# The singing machine



## Pierrafeux (Jul 12, 2012)

HI All,

I found this unit that I own since long time ago (got it from a friend of mine) and I would appreciate if anybody know something about it. It's call The singing Machine Key controller. I try to have informations from Marantz with no success. Do you have any idea.???

I don't know if I am at the good place to post this, if not let me know.


----------



## Steadfastly (Nov 14, 2008)

From what I gather, it changes your voice key from -1 octave to +1 octave. 

http://www.ebay.com/itm/Marantz-Sin...743?pt=LH_DefaultDomain_0&hash=item234a55fd47


----------



## Pierrafeux (Jul 12, 2012)

Thanks for infos.


----------



## Church-Audio (Sep 27, 2014)

Steadfastly said:


> From what I gather, it changes your voice key from -1 octave to +1 octave.
> 
> http://www.ebay.com/itm/Marantz-Sin...743?pt=LH_DefaultDomain_0&hash=item234a55fd47



And probably not too well at that lol.


----------



## shoretyus (Jan 6, 2007)

So plug all kind cool shit into it, record some loops. Paint a soundscape. 



Church-Audio said:


> And probably not too well at that lol.


----------



## Pierrafeux (Jul 12, 2012)

shoretyus said:


> So plug all kind cool shit into it, record some loops. Paint a soundscape.

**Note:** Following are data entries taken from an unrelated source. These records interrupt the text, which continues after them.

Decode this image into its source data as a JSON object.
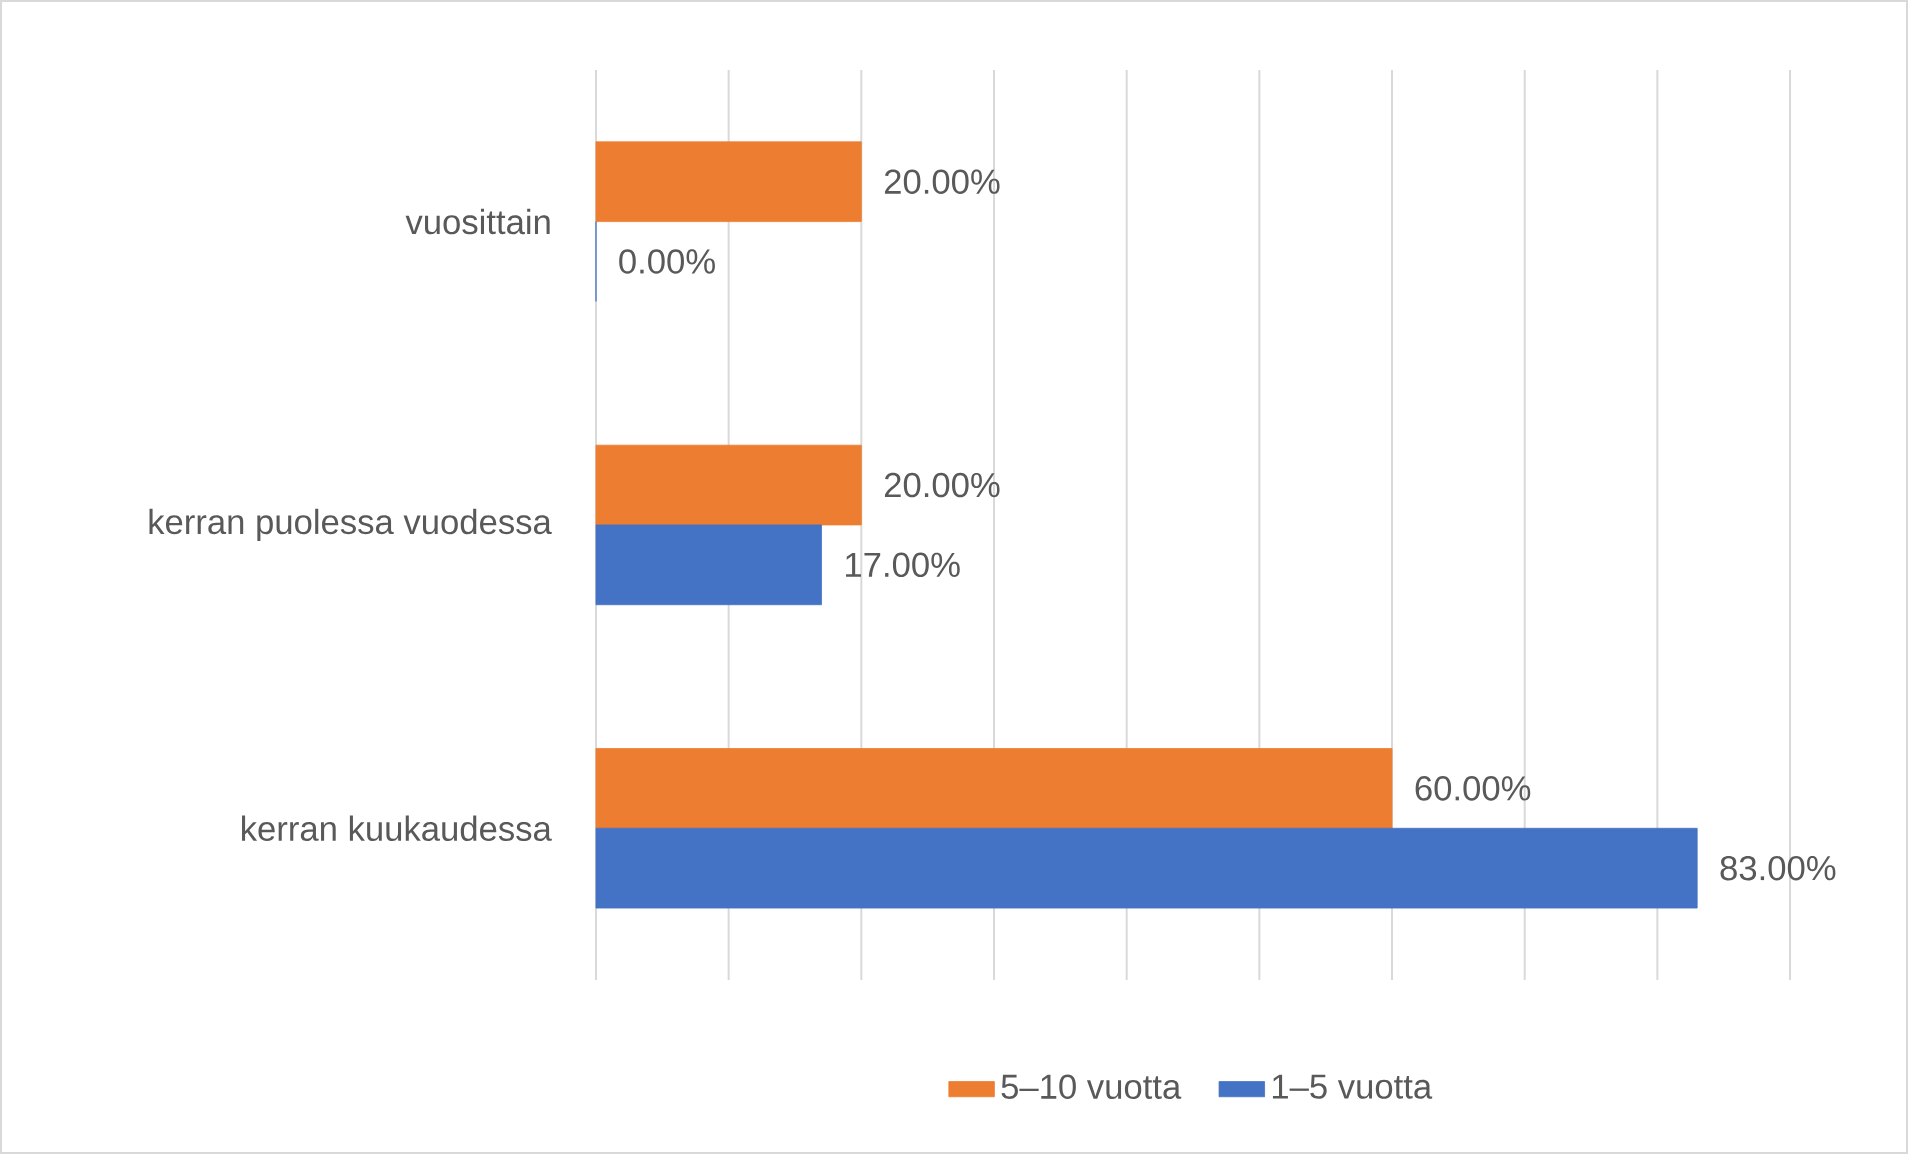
{
  "chart_data": {
    "type": "bar",
    "orientation": "horizontal",
    "categories": [
      "vuosittain",
      "kerran puolessa vuodessa",
      "kerran kuukaudessa"
    ],
    "series": [
      {
        "name": "5–10 vuotta",
        "color": "#ed7d31",
        "values": [
          20,
          20,
          60
        ],
        "value_labels": [
          "20.00%",
          "20.00%",
          "60.00%"
        ]
      },
      {
        "name": "1–5 vuotta",
        "color": "#4472c4",
        "values": [
          0,
          17,
          83
        ],
        "value_labels": [
          "0.00%",
          "17.00%",
          "83.00%"
        ]
      }
    ],
    "xlim": [
      0,
      90
    ],
    "xticks": [
      {
        "value": 0,
        "label": null
      },
      {
        "value": 10,
        "label": null
      },
      {
        "value": 20,
        "label": null
      },
      {
        "value": 30,
        "label": null
      },
      {
        "value": 40,
        "label": null
      },
      {
        "value": 50,
        "label": null
      },
      {
        "value": 60,
        "label": null
      },
      {
        "value": 70,
        "label": null
      },
      {
        "value": 80,
        "label": null
      },
      {
        "value": 90,
        "label": null
      }
    ],
    "grid": "x",
    "legend": "bottom",
    "tick_labels": "y"
  }
}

I imagine this is a way to see things.


----------



## Steadfastly (Nov 14, 2008)

Church-Audio said:


> And probably not too well at that lol.


I was going to say that but one octave up or down (if it actually does it) is not a lot if you need a fair amount of help. For example, it would not help my voice a hill of beans!


----------



## Pierrafeux (Jul 12, 2012)

shoretyus said:


> So plug all kind cool shit into it, record some loops. Paint a soundscape.


Thanks that very helpful


----------



## Scottone (Feb 10, 2006)

Only a guess, but it may remove the vocals from recorded tracks as well as changing the key if needed. The idea would be to enable you to sing along with your favourite tune.


----------



## Pierrafeux (Jul 12, 2012)

Thanks guy for all the informations. This is old stuff and probably not efficient in 2015


----------